Multiply that by 52 weeks in a year and you get 3,835 hours per year. Now, if you make $50k a year, then your effective hourly rate is $13.04 ($50,000/3,835 hrs). But when you deduct the 25% income tax that we pay, you really make about $9.78 per hour of take home pay money ($0.16/minute).


Now let’s put that into perspective! How much was that Grande Double Chocolate Chip Crème Frapuccino? $5.95 plus tax? A whopping $6.64.




That means you need to work 41.5 minutes of your day to pay for this! Whooa! 41.5 minutes for a Frapuccino. 


Are you willing to trade 41.5 minutes of your working day for that? The answer can only be yours, and maybe you do, however, the moral of the story is to start putting your life into perspective. Define what is worth the cost and what is not.


This is a very general example to illustrate the point, but you will be faced with similar decisions when you purchase a car or a house, for example. What should you do: buy a car or save that money and keep using public transit?


Insight #9: Time Value of Money




We briefly discussed this concept when we talked about compounding interest in Insight #5. However, we now cover it in depth as Time Value of Money (TVM) is the bread and butter of financial literacy. Any time we have some money, we get to decide how we spend it. And the cost of that decision includes the cost of the best-forgone opportunity – the option we did not choose to take.


So, if we understand every purchase as a trade-off for something else (in this case, savings) we should get used to making the following analysis: 

If I have $30,000 on hand today I have two choices:

  1. Spend the $30k in a car (whether I use the money as a down payment or if this is the final price); or

  2. Invest the $30k and multiply my money and my wealth. 

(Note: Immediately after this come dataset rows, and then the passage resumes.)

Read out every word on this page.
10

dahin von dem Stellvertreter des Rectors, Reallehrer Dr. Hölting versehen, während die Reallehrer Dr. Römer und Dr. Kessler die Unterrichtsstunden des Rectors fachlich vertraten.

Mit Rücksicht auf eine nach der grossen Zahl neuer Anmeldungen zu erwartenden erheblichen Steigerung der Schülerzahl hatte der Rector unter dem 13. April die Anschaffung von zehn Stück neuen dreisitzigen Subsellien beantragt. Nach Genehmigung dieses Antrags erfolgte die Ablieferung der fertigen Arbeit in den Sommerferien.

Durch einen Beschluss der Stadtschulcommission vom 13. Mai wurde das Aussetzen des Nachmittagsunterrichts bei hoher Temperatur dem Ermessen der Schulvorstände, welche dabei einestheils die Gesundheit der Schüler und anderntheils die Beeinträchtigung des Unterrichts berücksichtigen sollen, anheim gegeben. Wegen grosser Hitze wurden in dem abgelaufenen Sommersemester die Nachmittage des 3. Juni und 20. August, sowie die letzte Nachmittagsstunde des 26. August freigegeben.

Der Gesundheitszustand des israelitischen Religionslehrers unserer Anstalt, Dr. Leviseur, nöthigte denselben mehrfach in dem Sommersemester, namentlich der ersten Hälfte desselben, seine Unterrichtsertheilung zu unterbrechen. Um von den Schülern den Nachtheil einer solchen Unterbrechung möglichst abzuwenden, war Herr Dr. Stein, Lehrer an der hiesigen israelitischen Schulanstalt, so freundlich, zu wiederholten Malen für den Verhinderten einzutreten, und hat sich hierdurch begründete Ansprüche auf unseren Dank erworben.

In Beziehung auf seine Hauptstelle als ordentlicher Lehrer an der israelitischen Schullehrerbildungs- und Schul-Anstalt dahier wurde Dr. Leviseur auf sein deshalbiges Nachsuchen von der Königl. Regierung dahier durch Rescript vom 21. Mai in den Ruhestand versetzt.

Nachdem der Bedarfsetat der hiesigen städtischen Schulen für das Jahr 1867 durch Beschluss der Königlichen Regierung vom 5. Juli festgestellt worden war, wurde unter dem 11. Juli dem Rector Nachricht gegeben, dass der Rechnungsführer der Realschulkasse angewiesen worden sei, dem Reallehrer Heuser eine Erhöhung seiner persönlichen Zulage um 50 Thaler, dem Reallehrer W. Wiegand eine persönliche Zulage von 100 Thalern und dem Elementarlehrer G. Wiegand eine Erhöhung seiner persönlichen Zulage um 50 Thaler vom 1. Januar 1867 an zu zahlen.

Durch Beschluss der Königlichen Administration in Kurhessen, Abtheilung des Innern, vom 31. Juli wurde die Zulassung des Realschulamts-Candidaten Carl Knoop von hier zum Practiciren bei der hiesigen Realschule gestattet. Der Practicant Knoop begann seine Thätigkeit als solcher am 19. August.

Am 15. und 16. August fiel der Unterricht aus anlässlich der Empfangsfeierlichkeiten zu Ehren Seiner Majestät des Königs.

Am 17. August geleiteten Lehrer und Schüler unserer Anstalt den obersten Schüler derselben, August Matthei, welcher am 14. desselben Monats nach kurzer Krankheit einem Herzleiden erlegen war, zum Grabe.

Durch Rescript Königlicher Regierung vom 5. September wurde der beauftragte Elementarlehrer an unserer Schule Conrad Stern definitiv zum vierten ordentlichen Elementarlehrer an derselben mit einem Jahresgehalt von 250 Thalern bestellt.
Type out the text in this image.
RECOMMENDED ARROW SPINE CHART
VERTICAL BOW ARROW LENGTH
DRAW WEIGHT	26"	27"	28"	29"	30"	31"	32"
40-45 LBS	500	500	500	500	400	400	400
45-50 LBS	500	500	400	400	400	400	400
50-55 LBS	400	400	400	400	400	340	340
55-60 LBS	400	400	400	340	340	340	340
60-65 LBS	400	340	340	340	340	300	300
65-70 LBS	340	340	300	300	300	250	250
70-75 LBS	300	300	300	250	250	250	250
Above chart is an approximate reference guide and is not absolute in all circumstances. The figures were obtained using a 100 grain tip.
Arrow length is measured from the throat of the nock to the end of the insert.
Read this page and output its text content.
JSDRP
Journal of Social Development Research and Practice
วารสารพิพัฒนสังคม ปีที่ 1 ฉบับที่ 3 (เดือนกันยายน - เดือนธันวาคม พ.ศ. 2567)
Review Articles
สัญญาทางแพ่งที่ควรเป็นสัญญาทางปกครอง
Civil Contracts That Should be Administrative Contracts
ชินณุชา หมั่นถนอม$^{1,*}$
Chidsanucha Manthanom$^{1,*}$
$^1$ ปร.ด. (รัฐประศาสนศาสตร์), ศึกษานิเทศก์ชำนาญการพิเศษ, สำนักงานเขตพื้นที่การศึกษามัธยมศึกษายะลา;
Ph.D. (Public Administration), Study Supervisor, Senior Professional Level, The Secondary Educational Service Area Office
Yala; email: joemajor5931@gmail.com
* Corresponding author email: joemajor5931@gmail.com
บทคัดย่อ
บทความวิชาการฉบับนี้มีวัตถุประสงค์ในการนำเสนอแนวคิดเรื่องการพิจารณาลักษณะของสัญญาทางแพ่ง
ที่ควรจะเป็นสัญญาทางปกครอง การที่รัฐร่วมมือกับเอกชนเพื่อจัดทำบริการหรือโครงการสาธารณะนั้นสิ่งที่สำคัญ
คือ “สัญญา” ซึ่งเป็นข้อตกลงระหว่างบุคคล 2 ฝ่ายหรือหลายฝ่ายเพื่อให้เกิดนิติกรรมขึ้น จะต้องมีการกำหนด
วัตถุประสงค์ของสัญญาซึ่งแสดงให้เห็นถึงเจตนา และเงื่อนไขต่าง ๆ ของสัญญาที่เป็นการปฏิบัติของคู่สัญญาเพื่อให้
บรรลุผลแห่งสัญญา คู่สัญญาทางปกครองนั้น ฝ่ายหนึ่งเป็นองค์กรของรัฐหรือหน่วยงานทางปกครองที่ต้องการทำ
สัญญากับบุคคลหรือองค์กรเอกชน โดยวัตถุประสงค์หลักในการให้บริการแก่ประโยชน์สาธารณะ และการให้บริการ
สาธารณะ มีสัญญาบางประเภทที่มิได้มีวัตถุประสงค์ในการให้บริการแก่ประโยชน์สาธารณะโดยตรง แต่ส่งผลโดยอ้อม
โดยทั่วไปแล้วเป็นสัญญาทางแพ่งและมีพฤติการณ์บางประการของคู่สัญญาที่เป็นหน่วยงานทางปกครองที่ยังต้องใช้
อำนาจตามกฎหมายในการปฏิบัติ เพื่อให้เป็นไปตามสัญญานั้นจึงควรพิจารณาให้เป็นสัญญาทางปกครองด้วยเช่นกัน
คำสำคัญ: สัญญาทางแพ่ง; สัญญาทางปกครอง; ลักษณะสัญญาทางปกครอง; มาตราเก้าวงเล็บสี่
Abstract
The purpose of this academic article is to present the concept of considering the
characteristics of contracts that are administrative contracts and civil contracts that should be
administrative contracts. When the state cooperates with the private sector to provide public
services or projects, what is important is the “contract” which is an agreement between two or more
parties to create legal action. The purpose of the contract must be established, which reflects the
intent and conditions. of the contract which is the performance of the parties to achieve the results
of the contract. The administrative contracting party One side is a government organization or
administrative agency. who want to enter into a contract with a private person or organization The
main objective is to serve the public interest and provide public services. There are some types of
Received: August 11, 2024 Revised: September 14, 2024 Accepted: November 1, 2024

Let’s see what happens 6 years in the future!


Option 1, buying the car, means in 6 years we will have a fully depreciated asset that we could sell for about $5k. 


Option 2, investing, means those $30k turn into ~$45,000 with a 7% rate (average return of the Stock Market, since it started) and a monthly compounding for 6 years (72 months). However, if we continue to leave that money untouched for 14 more years, at the end of 20 years my original investments will have quadrupled to $121,162.17.


But we’ve heard this before, right? what we must assimilate, though, is that everything we decide to “spend” our money on has this TVM associated with it.


Now, let’s look at that Frapuccino again. It cost us $6.64, but if we choose to invest it instead, it has the potential of becoming $26.82 in 20 years. We know it doesn’t seem like a lot, but how many Frapuccino’s did you buy this year? Let’s say 1 a week, x 52 weeks in a year = $345.28, that’s almost $1,400 in 20 years.




What happens when we take this to a pair of sneakers for $180, the latest Gucci purse for $3,500, or a trip to Europe for $10,000? Yes, you guessed it, each option, if invested at 7% compounding monthly will grow to be $726.97; $14,135.59; and $40,387.39 after 20 years.

Every dollar will move through time, gain value, and create wealth to fund future goals such as retirement. This is especially true if the money can be invested at a rate that exceeds the inflation rate. Understanding how the TVM works in our favor with time and a good interest rate will only benefit you as you consider the lost opportunity of investing every time you spend.





If you want to retire early, or even achieve that optional work lifestyle, know what you are working for…calculate your Financial Independence number, align your earnings and spending with your values, save your money, get additional “side gigs”, maximize your income, pay yourself first, lower you expenses and increase your savings. Save as much as you can, invest wisely, use the power of compounding interest, get that money working for you and retire early!